By DAVID DUPONT
BG Independent News
The sound of saxophone resounds through the halls of the BGSU Collee of Musical Arts.
Students in Distinguished Teacher Professor John Sampen’s studio make their presence felt as soloists, members of saxophone quartets, and as collaborators with other chamber ensembles and in wind ensembles.
What the college hasn’t had though was a saxophone band, an ensemble of saxophones from bass saxophone all the way to the sopranino.
“I never program this kind of music,” Sampen said. But students were interested.
And Sampen had wanted to do a concert in the community – “We do plenty of concerts in Bryan Hall.”
A community concert would also give the university musicians a chance to involve some local high school musicians.
All these elements come together for “Sax in the Park” a concert featuring the BGSU Saxophone Choir along with saxophonists from Bowling Green High School and Middle School. The free performance will be Friday, March 17, at 7 p.m. in the atrium of the Veterans Building in City Park.

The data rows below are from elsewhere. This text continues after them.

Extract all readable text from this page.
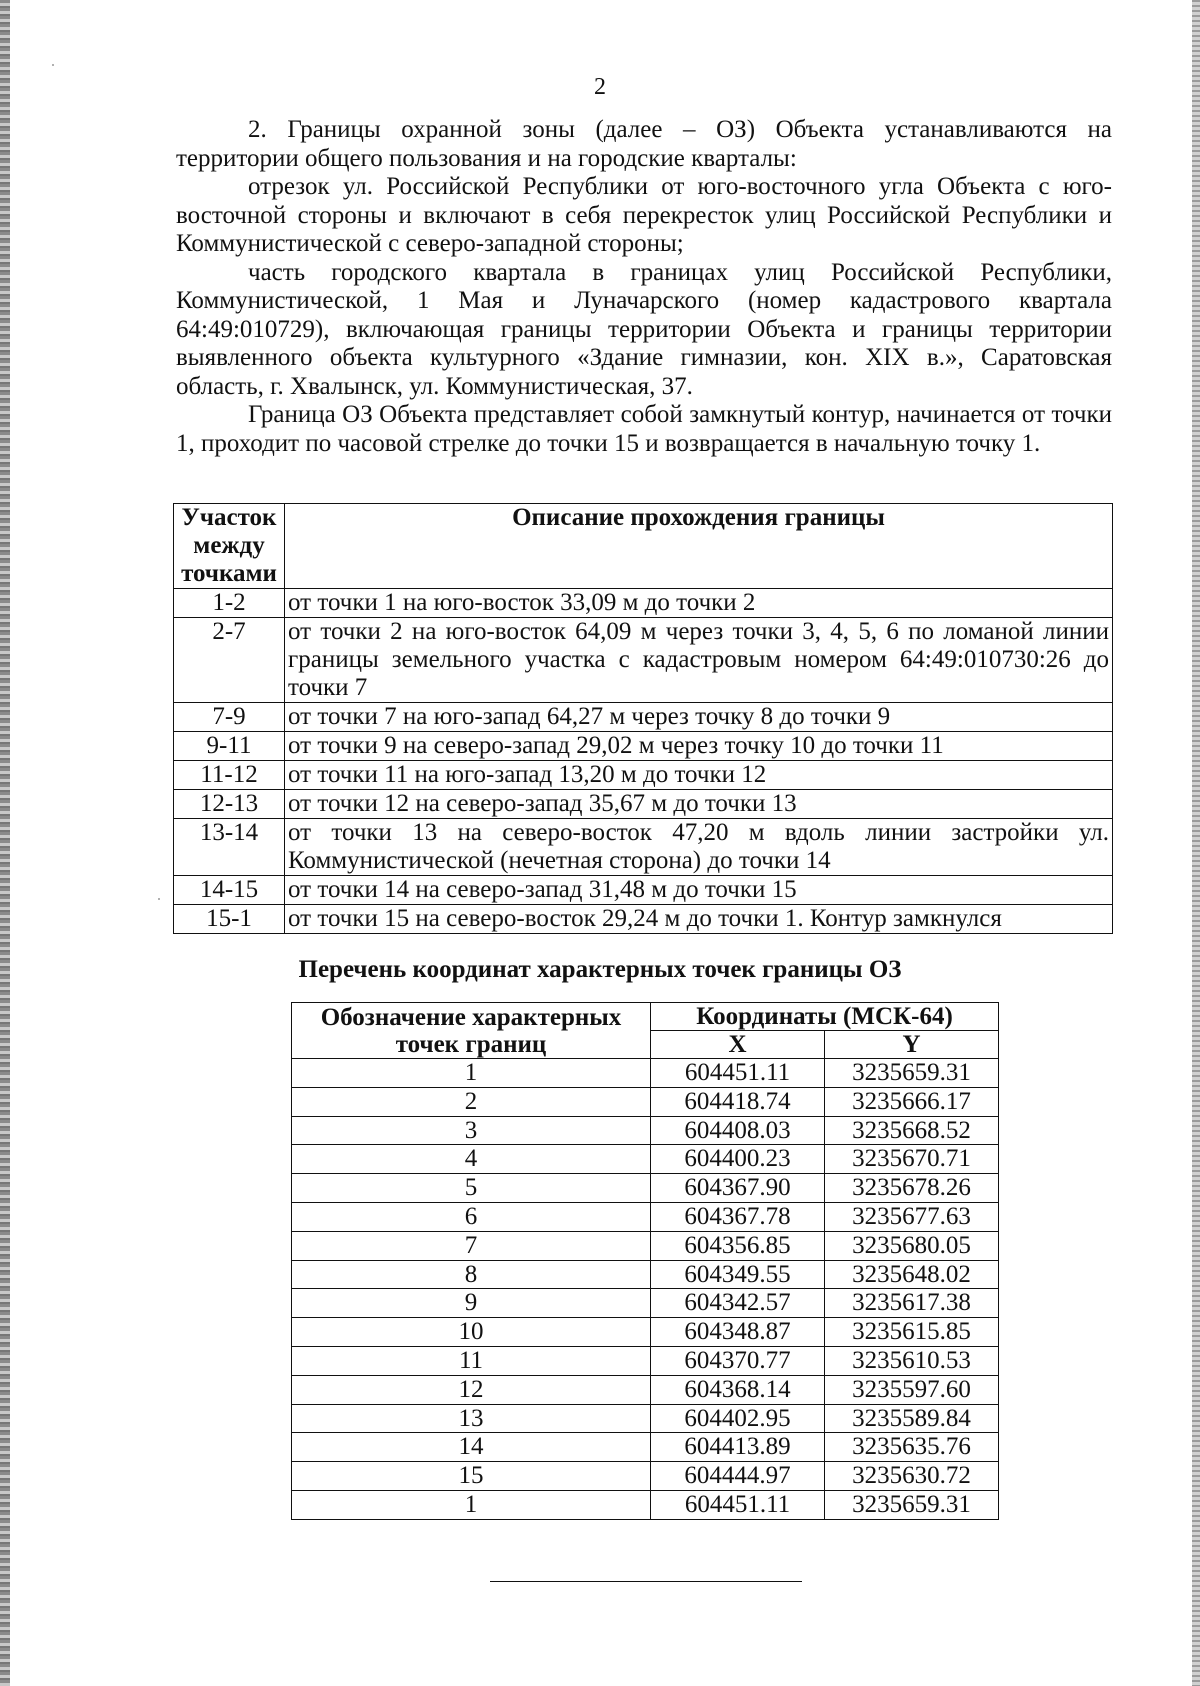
2

2. Границы охранной зоны (далее – ОЗ) Объекта устанавливаются на территории общего пользования и на городские кварталы:

отрезок ул. Российской Республики от юго-восточного угла Объекта с юго-восточной стороны и включают в себя перекресток улиц Российской Республики и Коммунистической с северо-западной стороны;

часть городского квартала в границах улиц Российской Республики, Коммунистической, 1 Мая и Луначарского (номер кадастрового квартала 64:49:010729), включающая границы территории Объекта и границы территории выявленного объекта культурного «Здание гимназии, кон. XIX в.», Саратовская область, г. Хвалынск, ул. Коммунистическая, 37.

Граница ОЗ Объекта представляет собой замкнутый контур, начинается от точки 1, проходит по часовой стрелке до точки 15 и возвращается в начальную точку 1.

Участок между точками	Описание прохождения границы
1-2	от точки 1 на юго-восток 33,09 м до точки 2
2-7	от точки 2 на юго-восток 64,09 м через точки 3, 4, 5, 6 по ломаной линии границы земельного участка с кадастровым номером 64:49:010730:26 до точки 7
7-9	от точки 7 на юго-запад 64,27 м через точку 8 до точки 9
9-11	от точки 9 на северо-запад 29,02 м через точку 10 до точки 11
11-12	от точки 11 на юго-запад 13,20 м до точки 12
12-13	от точки 12 на северо-запад 35,67 м до точки 13
13-14	от точки 13 на северо-восток 47,20 м вдоль линии застройки ул. Коммунистической (нечетная сторона) до точки 14
14-15	от точки 14 на северо-запад 31,48 м до точки 15
15-1	от точки 15 на северо-восток 29,24 м до точки 1. Контур замкнулся
Перечень координат характерных точек границы ОЗ
Обозначение характерных точек границ	Координаты (МСК-64)	
	X	Y
1	604451.11	3235659.31
2	604418.74	3235666.17
3	604408.03	3235668.52
4	604400.23	3235670.71
5	604367.90	3235678.26
6	604367.78	3235677.63
7	604356.85	3235680.05
8	604349.55	3235648.02
9	604342.57	3235617.38
10	604348.87	3235615.85
11	604370.77	3235610.53
12	604368.14	3235597.60
13	604402.95	3235589.84
14	604413.89	3235635.76
15	604444.97	3235630.72
1	604451.11	3235659.31
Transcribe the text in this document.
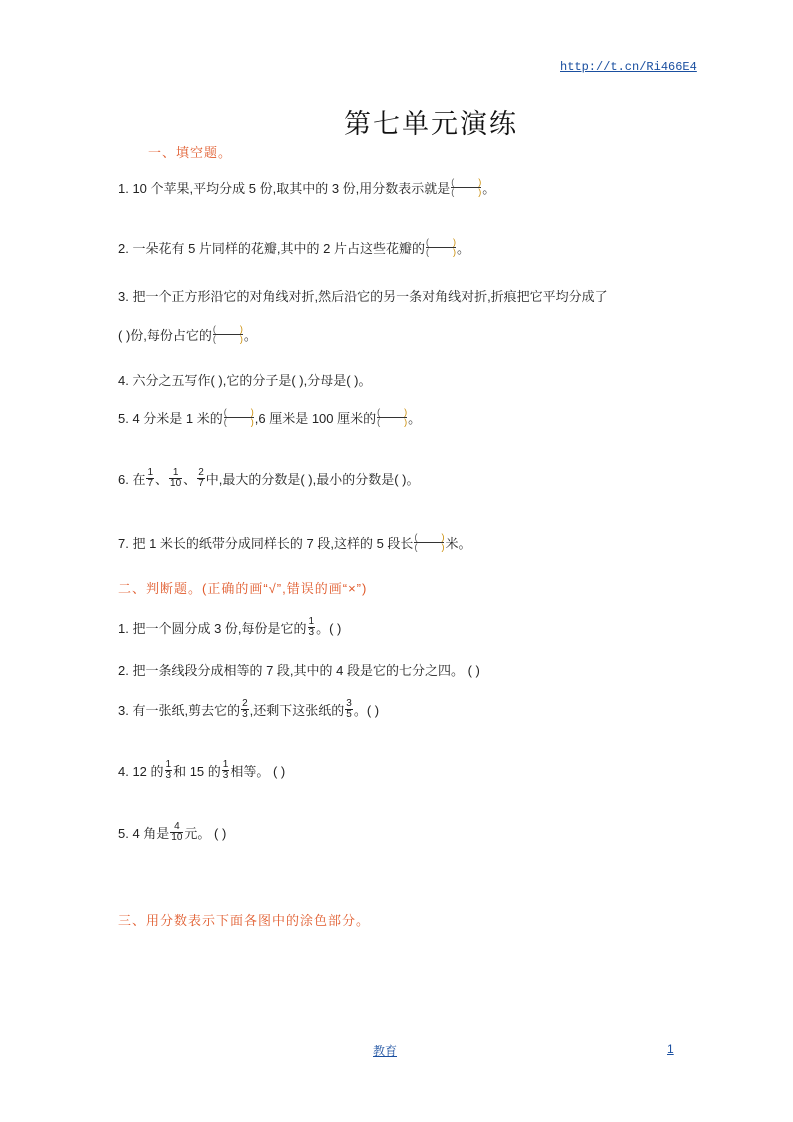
http://t.cn/Ri466E4
第七单元演练
一、填空题。
1. 10 个苹果,平均分成 5 份,取其中的 3 份,用分数表示就是 (	)
(	) 。
2. 一朵花有 5 片同样的花瓣,其中的 2 片占这些花瓣的 (	)
(	) 。
3. 把一个正方形沿它的对角线对折,然后沿它的另一条对角线对折,折痕把它平均分成了
( )份,每份占它的 (	)
(	) 。
4. 六分之五写作( ),它的分子是( ),分母是( )。
5. 4 分米是 1 米的 (	)
(	) ,6 厘米是 100 厘米的 (	)
(	) 。
6. 在 $\frac{1}{7}$ 、 $\frac{1}{10}$ 、 $\frac{2}{7}$ 中,最大的分数是( ),最小的分数是( )。
7. 把 1 米长的纸带分成同样长的 7 段,这样的 5 段长 (	)
(	) 米。
二、判断题。(正确的画“√”,错误的画“×”)
1. 把一个圆分成 3 份,每份是它的 $\frac{1}{3}$ 。( )
2. 把一条线段分成相等的 7 段,其中的 4 段是它的七分之四。 ( )
3. 有一张纸,剪去它的 $\frac{2}{3}$ ,还剩下这张纸的 $\frac{3}{5}$ 。( )
4. 12 的 $\frac{1}{3}$ 和 15 的 $\frac{1}{3}$ 相等。 ( )
5. 4 角是 $\frac{4}{10}$ 元。 ( )
三、用分数表示下面各图中的涂色部分。
教育	1
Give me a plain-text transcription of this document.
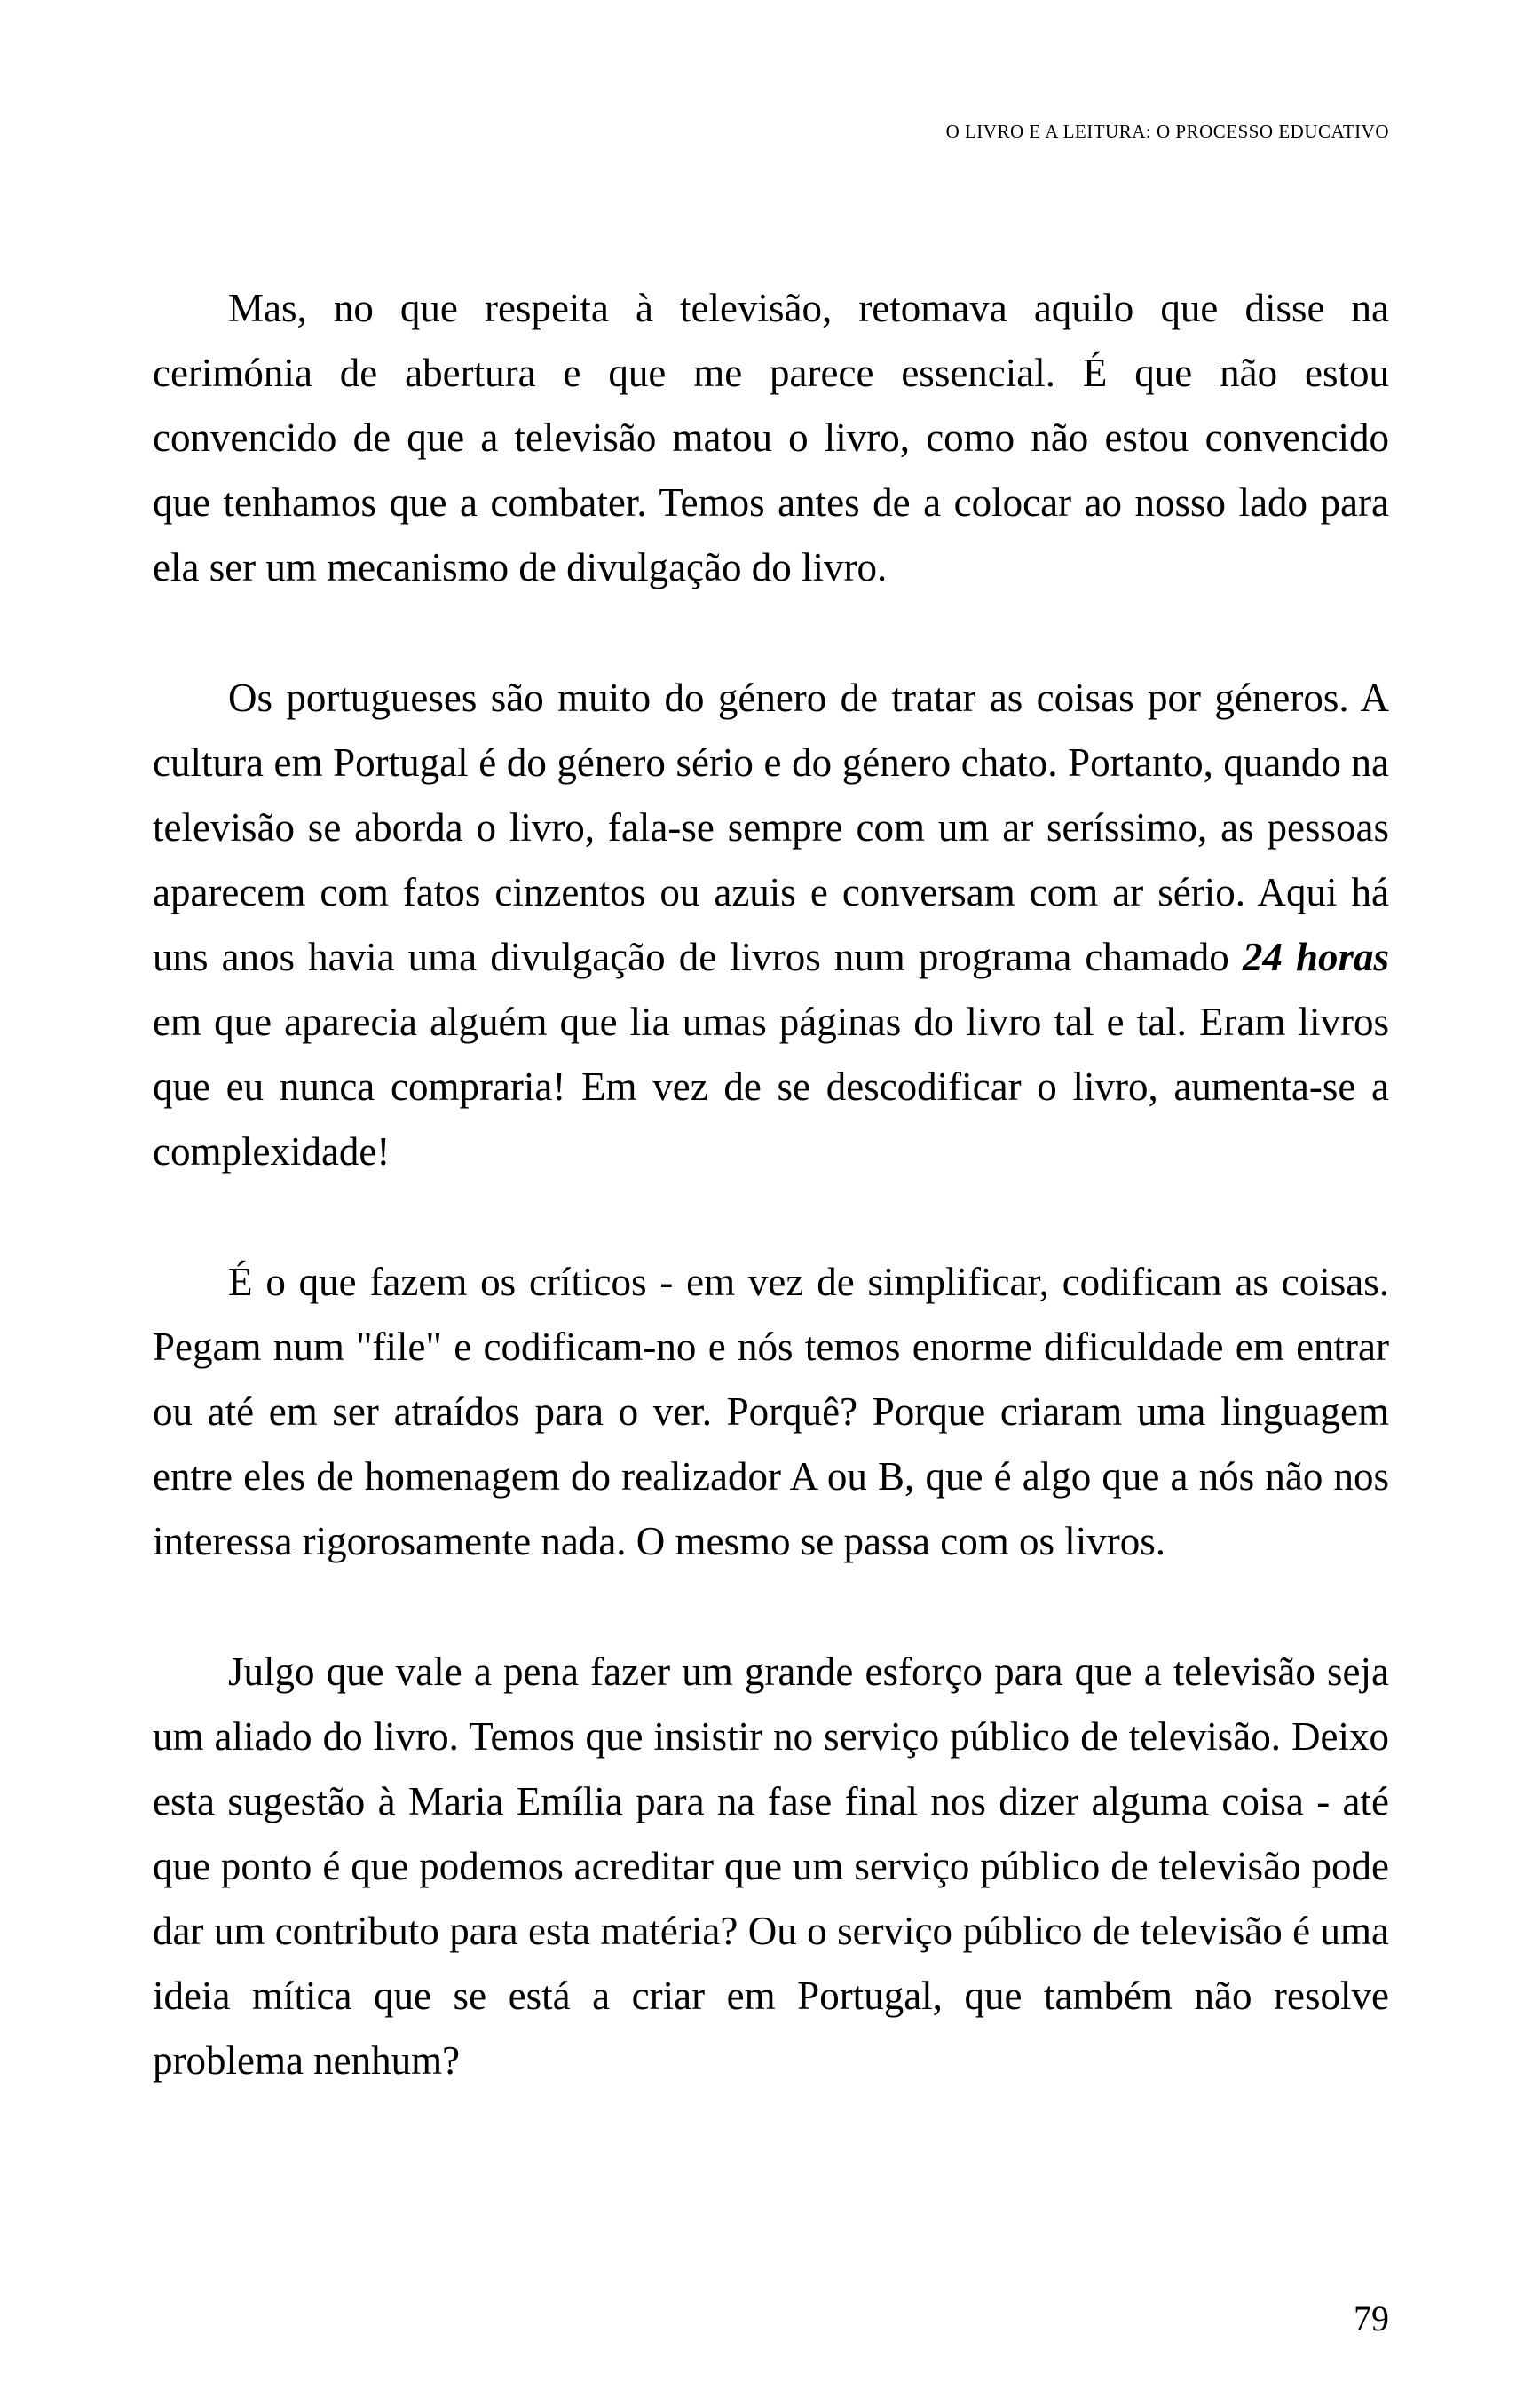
O LIVRO E A LEITURA: O PROCESSO EDUCATIVO

Mas, no que respeita à televisão, retomava aquilo que disse na cerimónia de abertura e que me parece essencial. É que não estou convencido de que a televisão matou o livro, como não estou convencido que tenhamos que a combater. Temos antes de a colocar ao nosso lado para ela ser um mecanismo de divulgação do livro.

Os portugueses são muito do género de tratar as coisas por géneros. A cultura em Portugal é do género sério e do género chato. Portanto, quando na televisão se aborda o livro, fala-se sempre com um ar seríssimo, as pessoas aparecem com fatos cinzentos ou azuis e conversam com ar sério. Aqui há uns anos havia uma divulgação de livros num programa chamado 24 horas em que aparecia alguém que lia umas páginas do livro tal e tal. Eram livros que eu nunca compraria! Em vez de se descodificar o livro, aumenta-se a complexidade!

É o que fazem os críticos - em vez de simplificar, codificam as coisas. Pegam num "file" e codificam-no e nós temos enorme dificuldade em entrar ou até em ser atraídos para o ver. Porquê? Porque criaram uma linguagem entre eles de homenagem do realizador A ou B, que é algo que a nós não nos interessa rigorosamente nada. O mesmo se passa com os livros.

Julgo que vale a pena fazer um grande esforço para que a televisão seja um aliado do livro. Temos que insistir no serviço público de televisão. Deixo esta sugestão à Maria Emília para na fase final nos dizer alguma coisa - até que ponto é que podemos acreditar que um serviço público de televisão pode dar um contributo para esta matéria? Ou o serviço público de televisão é uma ideia mítica que se está a criar em Portugal, que também não resolve problema nenhum?

79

This is also fitting, Sampen said, given Bruce Corrigan, director of bands for BG schools is retiring at the end of the school year.
The program will be lighter fare in contrast to the contemporary music the university students often play.
“Laf ‘n Sax’,” a 100-year-old novelty number, harks from a time when the instrument was all the rage. Though written more recently, “Devil’s Rag” also evokes the sounds of that era.
At that time there were saxophone bands throughout the country, including a 50-piece ensemble in Detroit. With 26 BGSU and 21 BG schools students, the saxophone band on Friday will have almost that many. They will range from sixth graders to doctoral students.
This gives the BGSU musicians a chance to play the lesser-known instruments at the extremes of the saxophone family. “It’s fun to pull out the sopranino and the bass saxophone,” Sampen said. “We have the whole range of the saxophone family.”
And it brings together all the saxophonists in the BGSU musical family. “We’ve never had everybody playing together.,” Sampen said. “We have a great community of saxophonists in my studio, and they enjoy each other and playing together.”
The program will include several patriotic numbers. The concert will close with “Stars and Stripes Forever” with doctoral student Garrett Evans playing the iconic piccolo solo on soprano saxophone and Corrigan conducting.
“Yankee Doodle Dandy” and “America” will also be on the program.
Sampen will be the soloist on Hoagy Carmichael’s “Georgia on My Mind.”
The ensemble will perform “Ye Banks and Braes O’ Bonny Doon” by Percy Grainger based on a Robert Burns song and arranged by BGSU doctoral student Josh Heaney and “Jarba, Mare Jarba,” a piece based on a Hungarian-Romani folk song by Stacy Garrop, the guest composer at last fall’s New Music Festival. Rounding out the program will be music by Gustav Holst and J.S. Bach.